As physicians and scientists have learned more about the novel coronavirus, the medical consensus on how to treat the virus and limit its spread has evolved — and not just in the U.S. Many of Fauci's assertions called into question by the White House official were based on the best available data at the time and were widely echoed by Trump, other members of the task force and senior White House officials.

"When you learn more, you change those recommendations," Surgeon General Jerome Adams, another member of the task force, told CBS News on Sunday. "Our recommendations have changed.”

I expect Jerome Adams and Dr. Deborah Birx will become the new government faces leading the "new" response, while Fauci is reassigned or demoted, or is driven to resign. At this point he may even be fired outright.

We'll see how long Fauci lasts, but the White House is clearly trying to lay the groundwork for his imminent departure from the government.

Meanwhile, lockdowns are coming, and they need to come sooner rather than later.

Houston leaders are calling for another lockdown as the number of active cases of the coronavirus in the county increased to more than 27,600 on Sunday. Houston's Harris County — the most populous county in Texas — has been the hardest-hit in the Lone Star State.

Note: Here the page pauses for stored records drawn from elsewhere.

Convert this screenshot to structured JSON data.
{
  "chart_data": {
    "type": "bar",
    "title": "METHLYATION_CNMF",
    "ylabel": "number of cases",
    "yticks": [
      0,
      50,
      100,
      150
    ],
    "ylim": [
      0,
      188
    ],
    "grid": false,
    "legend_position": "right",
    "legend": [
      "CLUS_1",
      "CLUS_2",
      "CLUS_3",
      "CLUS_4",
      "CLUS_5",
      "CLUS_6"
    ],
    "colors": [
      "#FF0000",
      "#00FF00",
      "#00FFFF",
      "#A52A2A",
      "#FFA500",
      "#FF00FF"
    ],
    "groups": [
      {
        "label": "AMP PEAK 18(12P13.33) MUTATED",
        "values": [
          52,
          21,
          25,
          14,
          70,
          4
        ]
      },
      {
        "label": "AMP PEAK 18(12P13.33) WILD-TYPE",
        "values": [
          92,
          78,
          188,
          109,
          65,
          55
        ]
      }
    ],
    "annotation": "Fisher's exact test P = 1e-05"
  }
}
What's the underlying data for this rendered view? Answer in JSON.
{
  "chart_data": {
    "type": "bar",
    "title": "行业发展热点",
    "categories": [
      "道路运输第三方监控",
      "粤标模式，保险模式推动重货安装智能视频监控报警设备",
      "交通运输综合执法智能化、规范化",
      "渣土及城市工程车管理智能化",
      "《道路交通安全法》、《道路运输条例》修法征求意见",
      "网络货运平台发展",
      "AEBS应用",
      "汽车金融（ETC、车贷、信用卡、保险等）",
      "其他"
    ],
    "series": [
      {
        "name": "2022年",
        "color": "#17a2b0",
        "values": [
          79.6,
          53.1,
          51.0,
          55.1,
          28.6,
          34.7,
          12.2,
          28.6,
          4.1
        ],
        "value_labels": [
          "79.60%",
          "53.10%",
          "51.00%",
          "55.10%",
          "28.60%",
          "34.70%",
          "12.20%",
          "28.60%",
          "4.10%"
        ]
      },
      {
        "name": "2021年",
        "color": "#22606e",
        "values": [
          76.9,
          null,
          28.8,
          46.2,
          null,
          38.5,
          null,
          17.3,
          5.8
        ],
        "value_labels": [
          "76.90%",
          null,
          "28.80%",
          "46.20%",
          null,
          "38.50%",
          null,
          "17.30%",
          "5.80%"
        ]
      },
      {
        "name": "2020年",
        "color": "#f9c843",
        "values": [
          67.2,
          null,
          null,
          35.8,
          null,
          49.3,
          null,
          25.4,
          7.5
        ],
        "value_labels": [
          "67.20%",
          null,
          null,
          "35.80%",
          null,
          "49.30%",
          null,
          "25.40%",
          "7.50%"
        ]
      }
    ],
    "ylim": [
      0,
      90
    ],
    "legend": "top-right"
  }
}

"Not only do we need a stay home order now, but we need to stick with it this time until the hospitalization curve comes down, not just flattens," Harris County Judge Lina Hidalgo tweeted Sunday. "Many communities that persevered in that way are reopening for the long haul. Let's learn from that & not make the same mistake twice."

Texas Governor Greg Abbott, who had previously resisted a mask order in the state, warned Friday that the state would need to lockdown further if the case numbers don't decrease.

Republicans and the ignorant, selfish public will resist and ignore these orders, I'm sure.

And they will die as a result.

Think about that.


Back to a normal schedule this week with your daily StupidiNews.